Cross Training, on the other hand, is a training approach that combines a variety of fitness disciplines to improve general physical aptitude. This may include body weight exercises, weightlifting, yoga, boxing, swimming and any other physical activity that improves strength, resistance and flexibility. 

Therefore, the main difference between crossfit and Cross Training is that the CrossFit It is a specific discipline with a set of defined exercises and principles, while Cross Training is a broader form of training that focuses on improving general physical aptitude through a variety of physical activities. 

Benefits of practicing Cross Training

Cross Training can provide a Wide variety of health and fitness benefits, including: 

  • Improvement of general physical aptitude: By incorporating a variety of exercises and activities, Cross Training can improve strength, resistance, flexibility, balance and coordination. 
  • Reduction of injury risk: By avoiding excess training in a single activity, Cross Training can help prevent surusions related and improve joint mobility. 
  • Increased motivation: The variety in training can cause Cross Training to be more interesting and challenging, which can increase motivation to continue training. 
  • Calorie burning: Cross Training is an effective way of burning calories and losing weight, since it combines strength and cardiovascular exercises in a single session. 
  • Development of specific physical skills: Cross Training can improve specific physical skills, such as the strength of the upper body, cardiovascular resistance and flexibility. 
  • MEjora of mental well -being: Exercise in general can improve mood and reduce stress, and Cross Training can provide an effective way of maintaining good mental health.

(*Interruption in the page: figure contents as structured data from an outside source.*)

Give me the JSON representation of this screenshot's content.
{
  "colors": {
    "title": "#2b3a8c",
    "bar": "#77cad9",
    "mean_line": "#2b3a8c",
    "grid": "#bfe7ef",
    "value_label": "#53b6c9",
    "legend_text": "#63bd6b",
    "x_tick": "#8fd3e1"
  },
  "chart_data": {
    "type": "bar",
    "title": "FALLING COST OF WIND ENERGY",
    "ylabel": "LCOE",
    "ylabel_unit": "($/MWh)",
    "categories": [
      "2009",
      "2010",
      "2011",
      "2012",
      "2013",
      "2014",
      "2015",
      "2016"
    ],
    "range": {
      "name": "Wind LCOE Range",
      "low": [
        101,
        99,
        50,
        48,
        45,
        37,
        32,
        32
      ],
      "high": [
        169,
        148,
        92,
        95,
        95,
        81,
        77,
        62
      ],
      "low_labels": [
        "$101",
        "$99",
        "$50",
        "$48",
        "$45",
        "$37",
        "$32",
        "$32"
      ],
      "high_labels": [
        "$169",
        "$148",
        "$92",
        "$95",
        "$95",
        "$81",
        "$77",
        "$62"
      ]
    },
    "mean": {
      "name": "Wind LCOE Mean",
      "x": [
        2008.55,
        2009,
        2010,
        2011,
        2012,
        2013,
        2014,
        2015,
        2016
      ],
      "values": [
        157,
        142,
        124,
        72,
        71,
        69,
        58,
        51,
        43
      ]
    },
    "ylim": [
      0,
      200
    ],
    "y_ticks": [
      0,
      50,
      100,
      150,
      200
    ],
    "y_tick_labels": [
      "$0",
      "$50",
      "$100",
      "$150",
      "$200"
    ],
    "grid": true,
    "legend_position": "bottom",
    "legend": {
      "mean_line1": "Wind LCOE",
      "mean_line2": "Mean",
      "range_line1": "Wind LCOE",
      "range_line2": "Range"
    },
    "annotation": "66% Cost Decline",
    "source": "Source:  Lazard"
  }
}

Benefits of Cross Training in women

This sports practice can provide many Benefits for women who practice it, including: 

  • Muscle strengthening 
  • Calorie burning: Cross Training is an effective way of burning calories and losing weight, which can help improve body composition. 
  • Improvement of cardiovascular health: Cross Training includes cardio exercises that can improve cardiovascular health and reduce the risk of cardiovascular diseases. 
  • Stress reduction: Improve mental well -being. 
  • Injury prevention: By avoiding the excess of training of a single activity and focusing on a variety of exercises, Cross Training can help prevent injuries related to overus. 
  • Increased trust. 

 

In addition, being a beneficial type of training for any female profile, it is worth highlighting its contribution during The menopause stage, we explain it below. 

Cross Training can be beneficial for women during menopause, since it can help improve bone density and reduce the risk of osteoporosis. 

During menopause, estrogen levels decrease, which can lead to a decrease in bone density and a greater risk of fractures. Strength training at Cross Training can help improve bone density by stimulating the growth and strength of bones. 

It is important to mention that Cross Training must be adapted to the individual needs and skills of each woman, especially during menopause, since there may be changes in physical capacity and in general health. Therefore, it is advisable to consult with a health professional and a certified coach before starting any Cross Training program to guarantee the safety and effectiveness of training. 

Wods to start practicing Cross Training at home

Here are some Cross Training Wod to do at home. 

 1.- This wod consists of 6 series:

  • 10 flexions (you can do them with knees on the ground if you need it).
  • 15 abdominals in V.
  • 20 squats with jump.

It is a Very simple training where you will work both upper train, as lower train and core. It is a very complete WOD that will not take long.

2.- Burpees and Flexions Festival

This wod barely needs space to make and only consists of two exercises. For Time:

  • 1-2-3-4-5-6-7-8-9-10 Burpees.
  • 10-9-7-7-6-5-4-3-2-1 Flexions.

We alternate 1-10, 2-9, 3-8, ... burpees or flexions until we reach 10 burpees and 1 flexion. There is no rest.